Numérique : une stratégie à définir pour le logiciel libre
Tribune dans le Monde de:
Roberto Di Cosmo,Directeur de Software Heritage, professeur d’informatique à l’Inria et à l’université de Paris
Stefane Fermigier,Entrepreneur du logiciel libre et co-président du Conseil national du logiciel libre/CNLL
Cedric Thomas Economiste et directeur général de l’organisation Open source OW2.
Tribune.
Le 1er janvier 2022, pendant que la campagne électorale des présidentielles battra son plein, la France prendra la présidence tournante de l’Union européenne (UE) pour six mois, et aura à cœur de catalyser la collaboration entre les Etats membres. Il sera alors attendu de chaque ministre un programme ambitieux.
Pour aller dans le sens de l’histoire, la France devra promouvoir la collaboration entre Etats dans le domaine du numérique et se hisser à la hauteur des enjeux en plaçant les valeurs d’ouverture, de transparence, d’inclusivité et d’autonomie du logiciel libre au cœur de sa stratégie numérique.
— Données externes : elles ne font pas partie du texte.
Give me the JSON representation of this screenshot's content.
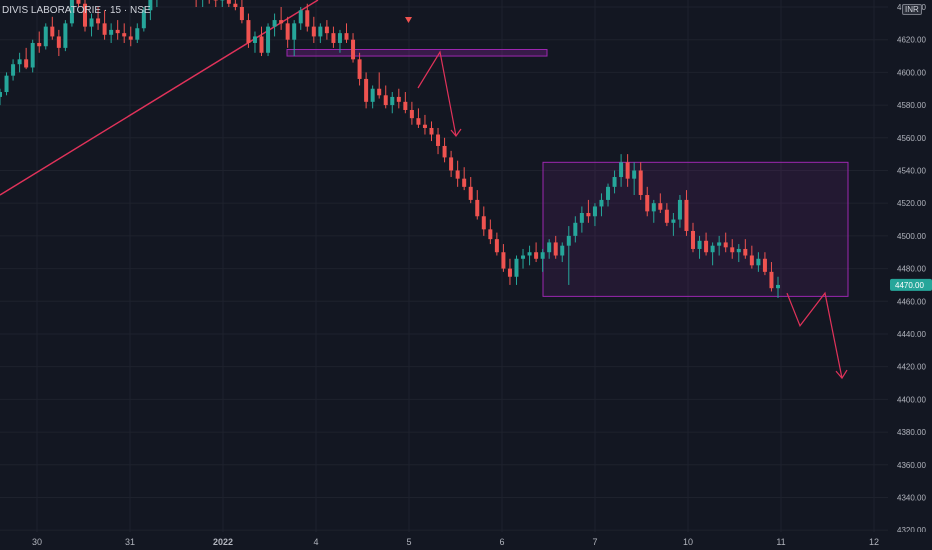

Pour cela, nous appelons dès aujourd’hui à la création au sein de l’Etat d’une « mission logiciel libre » dépendant du premier ministre, avec les moyens nécessaires et la volonté de travailler avec les acteurs de l’écosystème du logiciel libre, ses communautés et ses entreprises. Nous rejoignons en cela une des recommandations fortes du rapport du député Eric Bothorel sur « la politique publique de la donnée, des algorithmes et des codes sources », remis au premier ministre le 23 décembre 2020.
L’ouverture comme moteur d’innovation
Le logiciel libre (aussi appelé logiciel open source, c’est-à-dire couvert par des licences qui garantissent le droit de l’utiliser, de l’étudier, de le modifier et de le redistribuer librement) et l’ouverture des données sont deux enjeux majeurs du numérique moderne dont les administrations publiques prennent de plus en plus conscience.
En novembre 2020, la Commission européenne a rendu publique sa stratégie pour le logiciel libre. Celle-ci met clairement l’accent sur l’ouverture comme moteur d’innovation, d’autonomie numérique et de respect des citoyens et des utilisateurs. La Commission constate que l’open source permet à des organisations entières de facilement « se connecter de manière transparente au-delà des silos organisationnels et des frontières » pour améliorer l’efficacité de leurs processus.
Pour la Commission, les effets du paradigme d’ouverture de l’open source vont au-delà du logiciel, au point de « définir une vision pour encourager et exploiter le pouvoir de transformation, d’innovation et de collaboration de l’open source, ses principes et ses pratiques de développement ».
Intérêt du logiciel libre pour les administrations publiques
Plus récemment, en décembre 2020, le Conseil européen appelait dans sa Déclaration de Berlin à « promouvoir le développement, le partage et la réutilisation des normes, solutions et spécifications open source par-delà les frontières ». Enfin, la nomination par le président américain Joe Biden de David Recordon, un spécialiste de l’open source, au poste de directeur de la technologie de la Maison Blanche est un autre signe de l’intérêt que représente le logiciel libre pour les administrations publiques.